In a similar study, immunization of mice with a DNA vaccine encoding ESAT6 protein of Mycobacterium tuberculosis followed by an autologous ESAT6 protein boost was more effective than either DNA- or protein-alone approaches in eliciting Th1 type cellular immune responses without compromising ESAT6-specific antibody responses [75]. The advantage of the DNA prime plus protein boost approach was also confirmed with the highly immunogenic hepatitis B surface antigen (HBs). In a well characterized study, mice were immunized with either HBs DNA vaccine [pVAX(S)] alone, recombinant HBs (rHBs) alone, pVAX(S) prime-rHBs boost, or rHBs prime-pVAX(S) boost [76]. The pVAX(S) prime-rHBs boost regimen induced the strongest antibody responses, and it was also able to maintain strong cellular immune responses.

The concept of the DNA prime/protein boost approach was further reinforced by studies using DNA prime followed by inactivated vaccines as was shown for rabies vaccines [77]. The DNA prime was able to overcome the poor immunogenicity of inactivated vaccines. This may offer a convenient combination approach because many inactivated vaccines have been proven safe in humans for many years. Such a DNA-prime-inactivated-vaccine boost approach may require less complicated regulatory review and clinical testing.

Future outlook for combination DNA plus protein vaccines

For the DNA plus protein vaccination strategy to become a major vaccine technology platform, many issues need to be further studied. In the near future, we can expect that this approach will continue to show its utility in HIV vaccine development. At the same time, studies utilizing other non-HIV vaccines will also contribute to our understanding to the areas discussed below:

The most important question is: what are the immunologic mechanisms that may contribute to the benefits of combination DNA plus protein vaccines? We hypothesize that DNA immunization is effective in generating antigen-specific memory B cells, while the protein immunization is effective in stimulating the proliferation of memory B cells into antibody-secreting plasma cells. However, experimental evidence is needed to prove this hypothesis. More importantly, does antigen processing and presentation play any role in this process, and how are T-helper cells involved in regulating the B-cell functions?

The optimal DNA plus protein immunization schedule is not very clear. How many DNA primes and how many protein boosts are needed for the induction of maximum antibody responses? A general understanding is needed although this may be antigen- or animal-species dependent. Because the DNA plus protein vaccines require the production of two types of vaccines, the cost for manufacturing, formulation, and clinical administration will be higher than a single modality vaccine. Thus, it is important to define the most cost-effective immunization schedule including dosing and frequency for both the prime and boost components. Co-delivery of DNA and protein as boosts has not been used effectively in previous studies. Is it true that co-delivery of DNA and protein as prime is less effective than using DNA priming alone? How closely should the protein boost match with the DNA prime? This is important for polyvalent HIV vaccines. Our previous results suggested that heterologous recombinant gp120 proteins can be used to boost antibody responses in gp120-DNA-primed animals. Is it possible to use a fixed set of recombinant Env proteins to boost animals receiving different polyvalent Env DNA prime formulations?

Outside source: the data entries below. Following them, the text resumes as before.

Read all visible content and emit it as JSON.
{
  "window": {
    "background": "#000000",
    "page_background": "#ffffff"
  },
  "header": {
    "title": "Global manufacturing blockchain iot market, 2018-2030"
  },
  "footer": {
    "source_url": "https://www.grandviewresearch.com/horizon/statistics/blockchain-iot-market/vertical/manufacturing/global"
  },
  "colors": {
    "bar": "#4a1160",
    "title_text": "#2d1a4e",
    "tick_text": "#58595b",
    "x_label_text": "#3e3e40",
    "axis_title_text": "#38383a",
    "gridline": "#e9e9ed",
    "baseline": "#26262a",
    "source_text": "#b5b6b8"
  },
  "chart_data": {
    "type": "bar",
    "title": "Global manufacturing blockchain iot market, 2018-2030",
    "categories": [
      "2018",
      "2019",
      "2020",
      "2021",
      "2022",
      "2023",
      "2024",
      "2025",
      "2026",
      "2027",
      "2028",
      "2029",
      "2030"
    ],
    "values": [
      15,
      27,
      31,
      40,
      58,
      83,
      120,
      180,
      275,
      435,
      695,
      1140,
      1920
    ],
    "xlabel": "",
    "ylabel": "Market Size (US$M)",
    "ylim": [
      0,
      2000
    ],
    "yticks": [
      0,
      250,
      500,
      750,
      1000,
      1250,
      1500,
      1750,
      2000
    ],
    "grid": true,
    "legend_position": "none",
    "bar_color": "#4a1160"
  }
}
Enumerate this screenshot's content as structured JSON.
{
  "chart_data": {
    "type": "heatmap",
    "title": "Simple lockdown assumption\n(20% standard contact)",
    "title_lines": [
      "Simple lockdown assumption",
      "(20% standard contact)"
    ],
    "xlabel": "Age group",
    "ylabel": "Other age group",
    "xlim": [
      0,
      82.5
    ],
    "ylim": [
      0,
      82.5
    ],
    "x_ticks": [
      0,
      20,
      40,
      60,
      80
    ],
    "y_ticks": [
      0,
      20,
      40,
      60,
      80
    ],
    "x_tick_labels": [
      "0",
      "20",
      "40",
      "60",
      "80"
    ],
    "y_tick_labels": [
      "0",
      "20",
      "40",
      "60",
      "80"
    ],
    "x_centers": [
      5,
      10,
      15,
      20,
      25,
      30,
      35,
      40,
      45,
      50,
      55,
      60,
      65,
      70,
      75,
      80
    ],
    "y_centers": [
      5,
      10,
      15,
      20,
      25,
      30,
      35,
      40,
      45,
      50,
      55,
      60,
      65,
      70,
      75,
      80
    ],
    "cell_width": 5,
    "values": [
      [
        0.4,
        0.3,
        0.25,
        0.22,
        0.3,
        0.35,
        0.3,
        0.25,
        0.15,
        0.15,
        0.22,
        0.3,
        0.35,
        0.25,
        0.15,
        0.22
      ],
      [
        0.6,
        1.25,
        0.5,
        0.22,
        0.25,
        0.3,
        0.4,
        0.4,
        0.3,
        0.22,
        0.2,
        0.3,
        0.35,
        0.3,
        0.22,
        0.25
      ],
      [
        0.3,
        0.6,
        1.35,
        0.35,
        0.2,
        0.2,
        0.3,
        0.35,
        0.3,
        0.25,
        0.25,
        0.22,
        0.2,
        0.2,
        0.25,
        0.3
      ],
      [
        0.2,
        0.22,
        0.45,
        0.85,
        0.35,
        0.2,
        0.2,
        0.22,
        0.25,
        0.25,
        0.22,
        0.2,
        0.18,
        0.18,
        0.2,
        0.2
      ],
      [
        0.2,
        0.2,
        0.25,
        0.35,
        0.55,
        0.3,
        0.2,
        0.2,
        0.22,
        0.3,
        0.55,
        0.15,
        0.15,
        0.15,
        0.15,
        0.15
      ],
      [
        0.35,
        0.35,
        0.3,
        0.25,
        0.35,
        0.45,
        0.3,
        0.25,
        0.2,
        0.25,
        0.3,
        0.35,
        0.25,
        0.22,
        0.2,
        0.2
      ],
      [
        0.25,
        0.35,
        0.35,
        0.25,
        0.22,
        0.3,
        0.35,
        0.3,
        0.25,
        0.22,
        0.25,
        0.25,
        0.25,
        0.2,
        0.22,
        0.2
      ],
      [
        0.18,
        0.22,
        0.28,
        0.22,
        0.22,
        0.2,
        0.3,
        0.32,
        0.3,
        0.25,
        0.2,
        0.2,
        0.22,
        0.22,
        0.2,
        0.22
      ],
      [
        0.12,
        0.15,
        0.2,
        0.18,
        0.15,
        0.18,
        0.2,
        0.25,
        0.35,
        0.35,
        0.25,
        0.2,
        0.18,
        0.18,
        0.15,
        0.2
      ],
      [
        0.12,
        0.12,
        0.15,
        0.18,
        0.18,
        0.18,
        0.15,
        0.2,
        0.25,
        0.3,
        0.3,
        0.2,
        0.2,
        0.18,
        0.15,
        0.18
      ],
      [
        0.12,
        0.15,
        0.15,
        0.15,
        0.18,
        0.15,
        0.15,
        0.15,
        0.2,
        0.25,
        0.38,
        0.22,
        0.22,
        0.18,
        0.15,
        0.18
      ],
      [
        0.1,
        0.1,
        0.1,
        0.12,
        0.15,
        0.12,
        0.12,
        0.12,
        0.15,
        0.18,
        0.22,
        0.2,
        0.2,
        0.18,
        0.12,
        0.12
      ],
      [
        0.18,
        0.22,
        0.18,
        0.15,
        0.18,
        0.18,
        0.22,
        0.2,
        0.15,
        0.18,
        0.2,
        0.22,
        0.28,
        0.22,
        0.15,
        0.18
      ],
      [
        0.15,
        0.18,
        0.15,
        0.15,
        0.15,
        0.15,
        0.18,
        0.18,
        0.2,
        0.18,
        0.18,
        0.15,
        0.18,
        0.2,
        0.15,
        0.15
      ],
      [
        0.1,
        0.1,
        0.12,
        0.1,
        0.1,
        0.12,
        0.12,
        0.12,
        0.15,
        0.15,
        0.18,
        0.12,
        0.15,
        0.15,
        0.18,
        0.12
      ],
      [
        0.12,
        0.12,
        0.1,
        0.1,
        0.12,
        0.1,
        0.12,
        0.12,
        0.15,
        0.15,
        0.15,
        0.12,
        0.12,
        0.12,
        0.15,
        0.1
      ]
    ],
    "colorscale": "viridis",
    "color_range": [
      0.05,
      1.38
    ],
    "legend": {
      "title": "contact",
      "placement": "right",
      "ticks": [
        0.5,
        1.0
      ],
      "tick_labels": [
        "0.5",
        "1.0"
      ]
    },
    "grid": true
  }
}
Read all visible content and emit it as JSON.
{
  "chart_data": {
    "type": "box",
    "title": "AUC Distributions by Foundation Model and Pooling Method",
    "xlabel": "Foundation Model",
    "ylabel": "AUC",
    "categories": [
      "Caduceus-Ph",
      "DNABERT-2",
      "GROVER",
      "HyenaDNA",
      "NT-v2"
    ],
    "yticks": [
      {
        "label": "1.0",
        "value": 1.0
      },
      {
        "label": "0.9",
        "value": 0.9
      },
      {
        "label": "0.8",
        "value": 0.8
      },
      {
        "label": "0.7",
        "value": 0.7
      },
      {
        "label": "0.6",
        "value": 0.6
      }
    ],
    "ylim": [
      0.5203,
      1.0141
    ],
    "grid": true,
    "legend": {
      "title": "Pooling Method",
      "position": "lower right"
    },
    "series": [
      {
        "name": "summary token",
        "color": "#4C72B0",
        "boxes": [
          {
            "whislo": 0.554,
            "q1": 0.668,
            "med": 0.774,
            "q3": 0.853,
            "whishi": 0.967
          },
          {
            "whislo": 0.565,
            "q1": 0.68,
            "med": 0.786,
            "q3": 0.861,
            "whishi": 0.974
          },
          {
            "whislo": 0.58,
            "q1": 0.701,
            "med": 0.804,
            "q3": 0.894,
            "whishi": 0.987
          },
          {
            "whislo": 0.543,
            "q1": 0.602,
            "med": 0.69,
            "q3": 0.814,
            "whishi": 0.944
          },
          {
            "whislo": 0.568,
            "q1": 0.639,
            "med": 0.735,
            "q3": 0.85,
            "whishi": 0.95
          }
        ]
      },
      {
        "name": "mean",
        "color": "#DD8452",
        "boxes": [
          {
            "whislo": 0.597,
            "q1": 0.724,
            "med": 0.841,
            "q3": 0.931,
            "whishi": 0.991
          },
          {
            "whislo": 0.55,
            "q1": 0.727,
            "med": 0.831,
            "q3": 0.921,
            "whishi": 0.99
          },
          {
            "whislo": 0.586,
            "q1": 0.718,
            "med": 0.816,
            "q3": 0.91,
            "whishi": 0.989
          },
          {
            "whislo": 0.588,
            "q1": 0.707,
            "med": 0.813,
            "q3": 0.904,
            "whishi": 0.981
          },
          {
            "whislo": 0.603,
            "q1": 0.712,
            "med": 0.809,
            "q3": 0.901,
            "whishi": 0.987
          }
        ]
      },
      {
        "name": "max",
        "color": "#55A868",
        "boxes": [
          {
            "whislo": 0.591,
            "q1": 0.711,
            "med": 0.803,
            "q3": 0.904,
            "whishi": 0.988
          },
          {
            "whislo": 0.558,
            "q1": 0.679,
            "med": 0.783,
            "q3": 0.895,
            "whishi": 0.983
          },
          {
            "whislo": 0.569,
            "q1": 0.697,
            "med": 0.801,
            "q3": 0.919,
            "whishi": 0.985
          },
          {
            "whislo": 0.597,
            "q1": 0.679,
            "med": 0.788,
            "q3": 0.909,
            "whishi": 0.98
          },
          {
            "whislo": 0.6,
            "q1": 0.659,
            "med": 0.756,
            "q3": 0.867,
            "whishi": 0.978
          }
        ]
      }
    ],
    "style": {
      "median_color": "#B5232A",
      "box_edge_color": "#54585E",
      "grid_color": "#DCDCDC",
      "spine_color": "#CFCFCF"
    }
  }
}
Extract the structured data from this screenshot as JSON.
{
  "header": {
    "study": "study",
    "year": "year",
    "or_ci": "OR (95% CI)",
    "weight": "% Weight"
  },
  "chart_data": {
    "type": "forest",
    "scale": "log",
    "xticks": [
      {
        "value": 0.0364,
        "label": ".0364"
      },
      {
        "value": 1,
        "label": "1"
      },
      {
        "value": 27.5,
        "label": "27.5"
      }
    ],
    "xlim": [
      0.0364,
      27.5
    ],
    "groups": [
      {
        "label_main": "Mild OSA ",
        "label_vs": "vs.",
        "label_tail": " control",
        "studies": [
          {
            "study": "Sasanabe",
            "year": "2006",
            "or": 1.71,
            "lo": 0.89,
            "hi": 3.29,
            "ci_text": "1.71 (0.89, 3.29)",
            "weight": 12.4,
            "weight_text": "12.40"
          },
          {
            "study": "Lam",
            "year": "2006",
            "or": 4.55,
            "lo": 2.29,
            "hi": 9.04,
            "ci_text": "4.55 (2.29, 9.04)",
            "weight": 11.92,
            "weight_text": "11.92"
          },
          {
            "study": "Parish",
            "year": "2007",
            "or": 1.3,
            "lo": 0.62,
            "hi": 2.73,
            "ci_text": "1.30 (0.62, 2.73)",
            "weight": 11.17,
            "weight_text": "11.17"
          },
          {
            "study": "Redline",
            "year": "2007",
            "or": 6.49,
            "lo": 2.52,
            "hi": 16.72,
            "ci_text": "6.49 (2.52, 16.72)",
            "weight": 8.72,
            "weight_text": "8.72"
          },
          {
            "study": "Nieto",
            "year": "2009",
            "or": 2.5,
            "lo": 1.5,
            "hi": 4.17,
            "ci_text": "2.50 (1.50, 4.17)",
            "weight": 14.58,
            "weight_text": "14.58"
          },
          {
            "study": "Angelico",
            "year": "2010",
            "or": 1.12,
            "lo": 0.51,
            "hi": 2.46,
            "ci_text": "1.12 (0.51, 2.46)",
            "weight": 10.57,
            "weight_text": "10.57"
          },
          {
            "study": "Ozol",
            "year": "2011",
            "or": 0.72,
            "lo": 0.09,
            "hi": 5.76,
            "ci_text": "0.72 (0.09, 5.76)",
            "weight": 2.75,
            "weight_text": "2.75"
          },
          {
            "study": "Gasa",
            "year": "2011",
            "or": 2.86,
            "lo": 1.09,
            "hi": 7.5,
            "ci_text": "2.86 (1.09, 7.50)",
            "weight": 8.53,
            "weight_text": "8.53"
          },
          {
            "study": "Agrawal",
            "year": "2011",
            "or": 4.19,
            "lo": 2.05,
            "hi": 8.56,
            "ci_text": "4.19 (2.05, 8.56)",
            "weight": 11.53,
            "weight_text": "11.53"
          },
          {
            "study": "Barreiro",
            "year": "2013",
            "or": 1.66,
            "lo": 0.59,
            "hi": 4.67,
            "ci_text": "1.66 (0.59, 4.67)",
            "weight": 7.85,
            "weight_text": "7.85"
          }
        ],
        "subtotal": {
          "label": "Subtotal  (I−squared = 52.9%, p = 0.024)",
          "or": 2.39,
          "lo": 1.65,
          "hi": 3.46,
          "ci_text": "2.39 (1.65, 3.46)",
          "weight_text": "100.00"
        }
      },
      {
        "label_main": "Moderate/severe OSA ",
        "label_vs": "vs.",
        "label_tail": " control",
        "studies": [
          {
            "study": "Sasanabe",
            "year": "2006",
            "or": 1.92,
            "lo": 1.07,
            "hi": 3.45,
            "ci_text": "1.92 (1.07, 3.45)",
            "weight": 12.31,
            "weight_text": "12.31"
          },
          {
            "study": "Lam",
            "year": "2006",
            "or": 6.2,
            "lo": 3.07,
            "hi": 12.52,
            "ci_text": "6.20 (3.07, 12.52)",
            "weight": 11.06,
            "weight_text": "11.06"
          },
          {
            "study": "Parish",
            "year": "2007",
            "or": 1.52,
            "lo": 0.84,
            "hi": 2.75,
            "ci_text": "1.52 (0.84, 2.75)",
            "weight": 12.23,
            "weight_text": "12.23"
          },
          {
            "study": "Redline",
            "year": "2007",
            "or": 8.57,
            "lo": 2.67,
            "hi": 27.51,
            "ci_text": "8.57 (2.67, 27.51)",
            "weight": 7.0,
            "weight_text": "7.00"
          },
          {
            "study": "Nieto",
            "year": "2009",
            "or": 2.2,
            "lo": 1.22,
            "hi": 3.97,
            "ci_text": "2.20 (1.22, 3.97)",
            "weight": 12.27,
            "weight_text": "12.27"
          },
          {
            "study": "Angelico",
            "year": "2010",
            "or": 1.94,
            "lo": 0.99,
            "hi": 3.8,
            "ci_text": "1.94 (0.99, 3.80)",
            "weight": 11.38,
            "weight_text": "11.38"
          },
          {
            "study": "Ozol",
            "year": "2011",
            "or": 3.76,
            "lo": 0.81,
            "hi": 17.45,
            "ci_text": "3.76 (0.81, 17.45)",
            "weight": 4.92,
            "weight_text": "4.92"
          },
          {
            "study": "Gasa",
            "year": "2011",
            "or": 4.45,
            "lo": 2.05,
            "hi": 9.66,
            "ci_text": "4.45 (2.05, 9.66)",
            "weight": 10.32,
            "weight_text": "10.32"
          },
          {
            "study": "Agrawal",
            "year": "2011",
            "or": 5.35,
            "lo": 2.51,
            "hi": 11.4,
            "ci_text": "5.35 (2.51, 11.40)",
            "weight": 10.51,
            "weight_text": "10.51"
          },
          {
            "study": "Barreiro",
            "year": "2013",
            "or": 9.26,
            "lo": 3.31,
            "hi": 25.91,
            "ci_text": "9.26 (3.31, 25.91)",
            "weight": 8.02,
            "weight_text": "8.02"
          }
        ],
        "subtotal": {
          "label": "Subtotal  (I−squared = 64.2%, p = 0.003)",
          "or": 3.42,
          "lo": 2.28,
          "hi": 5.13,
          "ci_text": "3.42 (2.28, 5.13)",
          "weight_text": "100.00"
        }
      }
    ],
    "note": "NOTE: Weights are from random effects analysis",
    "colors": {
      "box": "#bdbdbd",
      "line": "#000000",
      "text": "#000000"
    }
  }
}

Traditionally, recombinant protein-based vaccines require a strong adjuvant. Is this still needed for the DNA prime plus protein boost vaccines? If so, then what type of adjuvants will be most suitable to this new combination vaccine application?

The above questions aside, the encouraging data we obtained in our recent phase 1 clinical trial with a polyvalent DNA prime plus protein boost HIV vaccine provided direct evidence that this approach is effective in humans. Although the recombinant protein-based subunit vaccination approach has not been able to maintain its original momentum over the last 20 years, the discovery of DNA vaccination and the combination of DNA plus protein vaccines are timely and may provide a much-needed option to the development of effective subunit vaccines against HIV and other major human pathogens.